The judge overseeing Lindsay Clancy’s case has ordered the publisher of The New Yorker to turn over recordings of interviews Clancy’s husband gave to the magazine for an article last fall.
Patrick Clancy opened up in the October article about his wife’s mental health and their life apart after Lindsay Clancy allegedly killed their three children and attempted to take her own life at their home in Duxbury in 2023.
“I wasn’t married to a monster — I was married to someone who got sick,” Pat Clancy told The New Yorker, outlining his wife’s mental health struggles following the birth of their youngest child.
Plymouth Superior Court Judge William F. Sullivan allowed a motion from prosecutors last week seeking audio recordings, notes, and correspondence from the magazine’s interviews with several people, including Pat Clancy, his parents and sister, friends, and a defense filicide expert.
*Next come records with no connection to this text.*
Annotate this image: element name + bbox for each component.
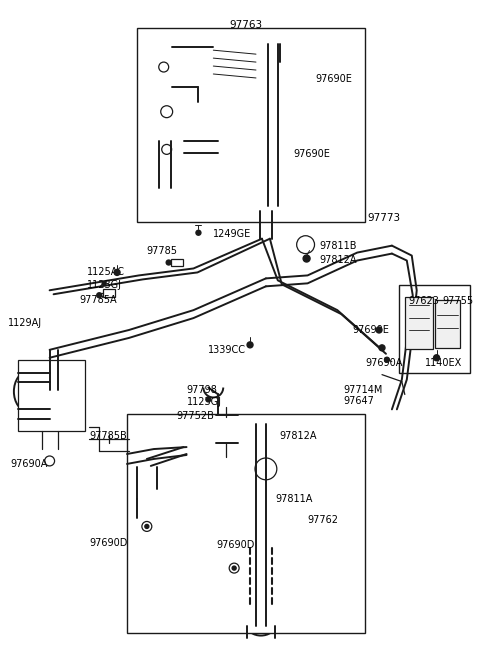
Text: 97690A: 97690A	[365, 358, 403, 367]
Text: 97812A: 97812A	[280, 431, 317, 441]
Text: 97811B: 97811B	[320, 240, 357, 251]
Text: 97763: 97763	[229, 20, 263, 30]
Text: 97714M: 97714M	[343, 384, 383, 394]
Text: 97798: 97798	[187, 384, 217, 394]
Text: 97812A: 97812A	[320, 255, 357, 265]
Circle shape	[145, 525, 149, 529]
Text: 97785: 97785	[147, 246, 178, 255]
Text: 97690E: 97690E	[352, 325, 389, 335]
Circle shape	[114, 269, 120, 275]
Circle shape	[376, 327, 382, 333]
Circle shape	[166, 260, 171, 265]
Text: 97755: 97755	[443, 296, 474, 307]
Bar	[434, 300, 460, 348]
Bar	[399, 286, 470, 373]
Text: 1339CC: 1339CC	[208, 345, 246, 355]
Text: 97690D: 97690D	[89, 538, 128, 548]
Text: 97785A: 97785A	[79, 295, 117, 305]
Bar	[127, 415, 365, 633]
Text: 97762: 97762	[308, 515, 338, 525]
Circle shape	[97, 293, 102, 298]
Circle shape	[384, 357, 389, 362]
Text: 1123GJ: 1123GJ	[87, 280, 122, 290]
Circle shape	[379, 345, 385, 351]
Circle shape	[102, 282, 106, 286]
Text: 97690E: 97690E	[315, 74, 352, 84]
Bar	[171, 259, 182, 267]
Text: 1129AJ: 1129AJ	[8, 318, 42, 328]
Bar	[405, 297, 432, 349]
Bar	[18, 360, 85, 431]
Circle shape	[247, 342, 253, 348]
Text: 1123GJ: 1123GJ	[187, 398, 222, 407]
Circle shape	[303, 255, 310, 262]
Text: 1125AC: 1125AC	[87, 267, 125, 278]
Text: 97690E: 97690E	[294, 149, 331, 159]
Circle shape	[206, 397, 211, 402]
Text: 97811A: 97811A	[276, 494, 313, 504]
Text: 97773: 97773	[367, 213, 400, 223]
Text: 97785B: 97785B	[89, 431, 127, 441]
Text: 97690A: 97690A	[10, 459, 48, 469]
Text: 1140EX: 1140EX	[425, 358, 462, 367]
Bar	[137, 28, 365, 222]
Text: 97623: 97623	[409, 296, 440, 307]
Circle shape	[232, 566, 236, 570]
Circle shape	[196, 231, 201, 235]
Bar	[103, 290, 115, 297]
Text: 97690D: 97690D	[216, 540, 255, 550]
Text: 97752B: 97752B	[177, 411, 215, 421]
Text: 1249GE: 1249GE	[213, 229, 252, 239]
Text: 97647: 97647	[343, 396, 374, 407]
Circle shape	[433, 355, 440, 361]
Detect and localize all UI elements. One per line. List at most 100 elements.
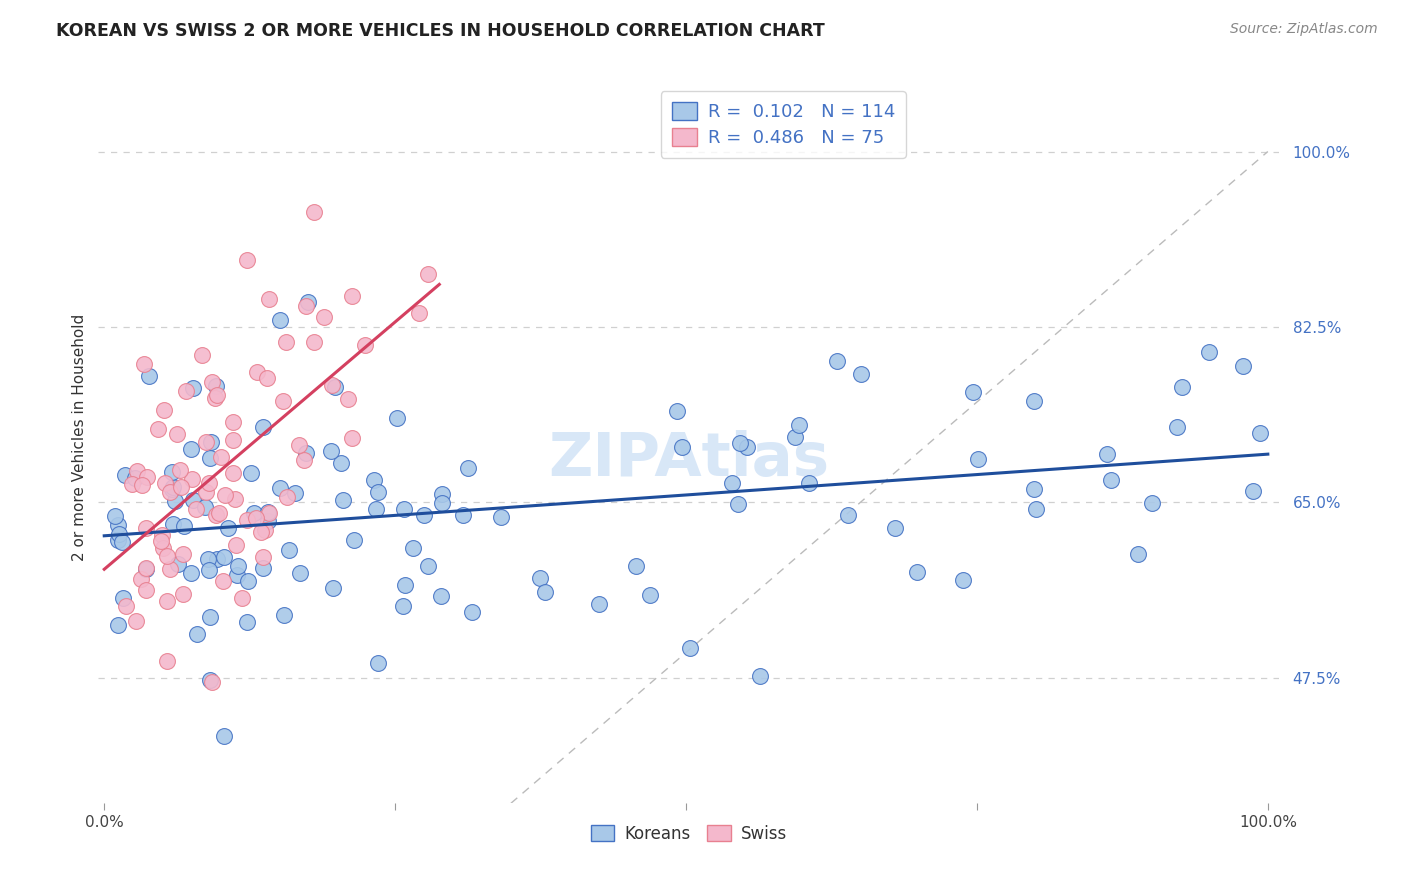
Point: [181, 473, 204, 487]
Point: [198, 673, 221, 688]
Point: [184, 502, 207, 516]
Point: [257, 505, 280, 519]
Point: [138, 369, 160, 384]
Point: [195, 434, 218, 449]
Point: [131, 478, 153, 492]
Point: [851, 367, 873, 381]
Point: [209, 450, 232, 465]
Point: [121, 476, 143, 491]
Point: [198, 563, 221, 577]
Point: [111, 534, 134, 549]
Point: [354, 337, 377, 351]
Point: [169, 463, 191, 477]
Point: [367, 656, 389, 670]
Point: [198, 610, 221, 624]
Point: [165, 493, 187, 508]
Point: [181, 492, 204, 507]
Point: [197, 552, 219, 566]
Point: [394, 578, 416, 592]
Point: [245, 511, 267, 525]
Point: [174, 384, 197, 398]
Point: [408, 306, 430, 320]
Point: [159, 484, 181, 499]
Point: [905, 565, 928, 579]
Point: [302, 205, 325, 219]
Point: [198, 451, 221, 466]
Point: [295, 299, 318, 313]
Point: [135, 521, 157, 535]
Point: [624, 559, 647, 574]
Point: [249, 525, 271, 540]
Point: [952, 573, 974, 587]
Point: [1022, 394, 1045, 409]
Point: [204, 391, 226, 405]
Point: [180, 442, 202, 457]
Point: [200, 435, 222, 450]
Point: [288, 438, 311, 452]
Point: [252, 549, 274, 564]
Point: [785, 430, 807, 444]
Point: [1022, 482, 1045, 496]
Point: [1241, 484, 1264, 499]
Point: [825, 353, 848, 368]
Point: [883, 521, 905, 535]
Point: [172, 587, 194, 601]
Point: [159, 562, 181, 576]
Point: [107, 518, 129, 533]
Point: [195, 484, 218, 499]
Point: [238, 574, 260, 588]
Point: [156, 593, 179, 607]
Point: [273, 608, 295, 623]
Point: [107, 527, 129, 541]
Legend: Koreans, Swiss: Koreans, Swiss: [585, 818, 793, 849]
Point: [274, 334, 297, 349]
Point: [111, 591, 134, 605]
Point: [208, 506, 231, 520]
Point: [124, 471, 146, 485]
Point: [1249, 425, 1271, 440]
Point: [180, 566, 202, 580]
Point: [136, 470, 159, 484]
Point: [430, 486, 453, 500]
Point: [104, 509, 127, 524]
Point: [323, 379, 346, 393]
Text: KOREAN VS SWISS 2 OR MORE VEHICLES IN HOUSEHOLD CORRELATION CHART: KOREAN VS SWISS 2 OR MORE VEHICLES IN HO…: [56, 22, 825, 40]
Point: [166, 427, 188, 442]
Point: [205, 388, 228, 402]
Point: [149, 534, 172, 549]
Point: [186, 627, 208, 641]
Point: [363, 474, 385, 488]
Point: [679, 640, 702, 655]
Point: [1025, 501, 1047, 516]
Point: [152, 403, 174, 417]
Point: [671, 440, 693, 454]
Point: [207, 551, 229, 566]
Point: [257, 514, 280, 528]
Point: [284, 486, 307, 500]
Point: [257, 506, 280, 520]
Point: [461, 605, 484, 619]
Point: [173, 519, 195, 533]
Point: [134, 358, 156, 372]
Point: [342, 533, 364, 548]
Point: [1140, 496, 1163, 510]
Point: [162, 480, 184, 494]
Point: [240, 466, 263, 480]
Text: ZIPAtlas: ZIPAtlas: [548, 430, 830, 489]
Point: [156, 549, 179, 564]
Point: [211, 574, 233, 588]
Point: [124, 614, 146, 628]
Point: [231, 591, 253, 605]
Point: [269, 481, 291, 495]
Point: [588, 597, 610, 611]
Point: [252, 561, 274, 575]
Point: [225, 538, 247, 552]
Point: [735, 440, 758, 454]
Point: [666, 404, 689, 418]
Point: [387, 410, 409, 425]
Point: [226, 559, 249, 574]
Point: [191, 348, 214, 362]
Point: [135, 561, 157, 575]
Point: [967, 452, 990, 467]
Point: [129, 573, 152, 587]
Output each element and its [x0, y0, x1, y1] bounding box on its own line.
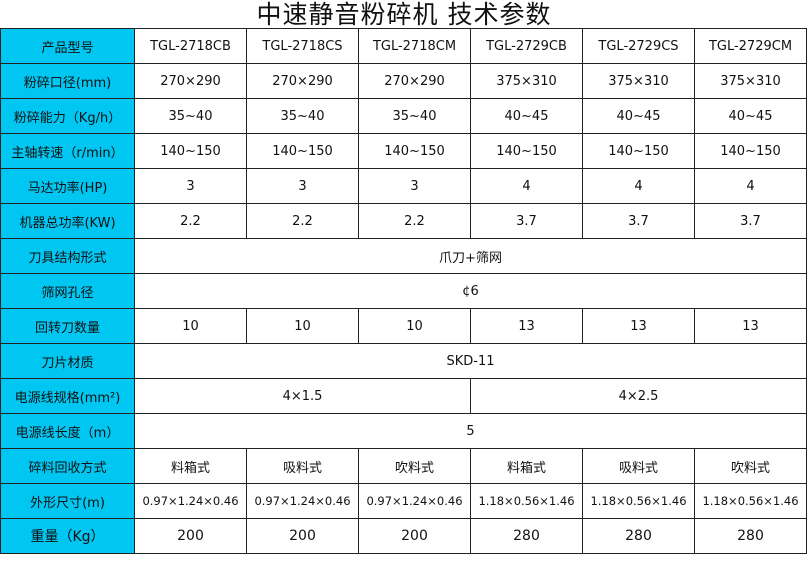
spec-cell: 1.18×0.56×1.46: [582, 483, 695, 519]
spec-row-blade-count: 回转刀数量 10 10 10 13 13 13: [0, 308, 807, 344]
spec-cell: 375×310: [470, 63, 583, 99]
spec-cell: 280: [694, 518, 807, 554]
spec-cell: 140~150: [358, 133, 471, 169]
spec-row-model: 产品型号 TGL-2718CB TGL-2718CS TGL-2718CM TGL-27…: [0, 28, 807, 64]
spec-row-mesh-aperture: 筛网孔径 ¢6: [0, 273, 807, 309]
row-label: 重量（Kg）: [0, 518, 135, 554]
spec-cell: 4: [694, 168, 807, 204]
spec-cell: 4×2.5: [470, 378, 807, 414]
spec-row-total-power: 机器总功率(KW) 2.2 2.2 2.2 3.7 3.7 3.7: [0, 203, 807, 239]
spec-row-motor-power: 马达功率(HP) 3 3 3 4 4 4: [0, 168, 807, 204]
spec-cell: 2.2: [358, 203, 471, 239]
spec-cell: 4×1.5: [134, 378, 471, 414]
row-label: 回转刀数量: [0, 308, 135, 344]
row-label: 筛网孔径: [0, 273, 135, 309]
spec-row-recovery-method: 碎料回收方式 料箱式 吸料式 吹料式 料箱式 吸料式 吹料式: [0, 448, 807, 484]
spec-cell: 2.2: [134, 203, 247, 239]
spec-row-blade-material: 刀片材质 SKD-11: [0, 343, 807, 379]
spec-cell: 200: [134, 518, 247, 554]
spec-cell: 3: [246, 168, 359, 204]
spec-cell: 13: [582, 308, 695, 344]
spec-cell: 270×290: [358, 63, 471, 99]
spec-row-spindle-speed: 主轴转速（r/min） 140~150 140~150 140~150 140~150 1…: [0, 133, 807, 169]
spec-cell: SKD-11: [134, 343, 807, 379]
spec-cell: 2.2: [246, 203, 359, 239]
row-label: 外形尺寸(m): [0, 483, 135, 519]
spec-cell: 1.18×0.56×1.46: [470, 483, 583, 519]
spec-cell: 40~45: [470, 98, 583, 134]
spec-cell: 料箱式: [470, 448, 583, 484]
spec-cell: 1.18×0.56×1.46: [694, 483, 807, 519]
spec-cell: 375×310: [694, 63, 807, 99]
spec-cell: 3.7: [470, 203, 583, 239]
spec-cell: 270×290: [134, 63, 247, 99]
spec-cell: 140~150: [246, 133, 359, 169]
row-label: 刀片材质: [0, 343, 135, 379]
spec-cell: 13: [694, 308, 807, 344]
spec-cell: 200: [358, 518, 471, 554]
spec-cell: 140~150: [582, 133, 695, 169]
row-label: 电源线规格(mm²): [0, 378, 135, 414]
spec-cell: 10: [134, 308, 247, 344]
spec-row-bore: 粉碎口径(mm) 270×290 270×290 270×290 375×310 375×…: [0, 63, 807, 99]
spec-cell: 280: [470, 518, 583, 554]
row-label: 马达功率(HP): [0, 168, 135, 204]
spec-cell: TGL-2729CS: [582, 28, 695, 64]
spec-cell: 40~45: [582, 98, 695, 134]
spec-cell: 3.7: [694, 203, 807, 239]
spec-cell: 140~150: [134, 133, 247, 169]
row-label: 主轴转速（r/min）: [0, 133, 135, 169]
spec-cell: 爪刀+筛网: [134, 238, 807, 274]
spec-cell: 0.97×1.24×0.46: [358, 483, 471, 519]
spec-cell: 吹料式: [694, 448, 807, 484]
spec-row-blade-type: 刀具结构形式 爪刀+筛网: [0, 238, 807, 274]
spec-cell: 3: [358, 168, 471, 204]
spec-row-dimensions: 外形尺寸(m) 0.97×1.24×0.46 0.97×1.24×0.46 0.97×…: [0, 483, 807, 519]
spec-row-cable-length: 电源线长度（m） 5: [0, 413, 807, 449]
spec-cell: 吸料式: [246, 448, 359, 484]
spec-cell: TGL-2718CS: [246, 28, 359, 64]
spec-cell: 40~45: [694, 98, 807, 134]
spec-cell: ¢6: [134, 273, 807, 309]
spec-cell: TGL-2718CB: [134, 28, 247, 64]
spec-cell: 5: [134, 413, 807, 449]
spec-row-capacity: 粉碎能力（Kg/h） 35~40 35~40 35~40 40~45 40~45 40~45: [0, 98, 807, 134]
row-label: 刀具结构形式: [0, 238, 135, 274]
spec-cell: 13: [470, 308, 583, 344]
spec-cell: 140~150: [694, 133, 807, 169]
row-label: 碎料回收方式: [0, 448, 135, 484]
spec-cell: TGL-2729CM: [694, 28, 807, 64]
spec-cell: 3: [134, 168, 247, 204]
page-title: 中速静音粉碎机 技术参数: [256, 0, 552, 29]
spec-cell: 270×290: [246, 63, 359, 99]
spec-cell: 10: [246, 308, 359, 344]
spec-cell: 4: [470, 168, 583, 204]
row-label: 产品型号: [0, 28, 135, 64]
spec-cell: 0.97×1.24×0.46: [134, 483, 247, 519]
spec-row-weight: 重量（Kg） 200 200 200 280 280 280: [0, 518, 807, 554]
row-label: 机器总功率(KW): [0, 203, 135, 239]
spec-cell: 4: [582, 168, 695, 204]
spec-cell: 料箱式: [134, 448, 247, 484]
spec-cell: 吹料式: [358, 448, 471, 484]
spec-row-cable-spec: 电源线规格(mm²) 4×1.5 4×2.5: [0, 378, 807, 414]
spec-cell: 35~40: [358, 98, 471, 134]
spec-cell: TGL-2718CM: [358, 28, 471, 64]
spec-cell: 35~40: [246, 98, 359, 134]
spec-cell: 0.97×1.24×0.46: [246, 483, 359, 519]
spec-cell: 10: [358, 308, 471, 344]
spec-table: 产品型号 TGL-2718CB TGL-2718CS TGL-2718CM TGL-27…: [0, 28, 807, 554]
spec-cell: 吸料式: [582, 448, 695, 484]
spec-cell: TGL-2729CB: [470, 28, 583, 64]
row-label: 粉碎能力（Kg/h）: [0, 98, 135, 134]
spec-cell: 140~150: [470, 133, 583, 169]
spec-cell: 375×310: [582, 63, 695, 99]
spec-cell: 3.7: [582, 203, 695, 239]
row-label: 粉碎口径(mm): [0, 63, 135, 99]
spec-cell: 280: [582, 518, 695, 554]
spec-cell: 35~40: [134, 98, 247, 134]
row-label: 电源线长度（m）: [0, 413, 135, 449]
spec-cell: 200: [246, 518, 359, 554]
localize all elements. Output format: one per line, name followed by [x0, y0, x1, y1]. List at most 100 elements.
Pat Clancy is a “percipient witness to the homicides because he was the first to encounter his wife outside their home and the first to discover his deceased children in the basement of their home” on Jan. 24, 2023, prosecutors wrote in their request.
Pat Clancy also told The New Yorker Lindsay Clancy called him shortly before her arraignment and said she’d heard a voice telling her to kill the children and herself, because it was her “last chance.”
“She did not sound like my wife,” he told the magazine.
Lindsay Clancy is facing three counts each of murder and strangulation in the deaths of 5-year-old Cora, 3-year-old Dawson, and 8-month-old Callan Clancy. Prosecutors say she strangled her children with exercise bands after sending Pat Clancy to run an errand and pick up dinner.
“She planned these murders, gave herself the time and privacy needed to commit the murders, and then she strangled each child in the place where they should have felt the safest: At home with their mom,” Assistant District Attorney Jennifer Sprague said during Lindsay Clancy’s initial arraignment.
Clancy’s lawyer, Kevin Reddington, has argued she was overmedicated and in the throes of postpartum mental illness at the time of the killings. He’s indicated Clancy plans to pursue an insanity defense, and Sullivan last month ordered her to submit to a psychiatric examination with prosecutors’ experts.
Clancy’s trial is scheduled to begin in January 2026.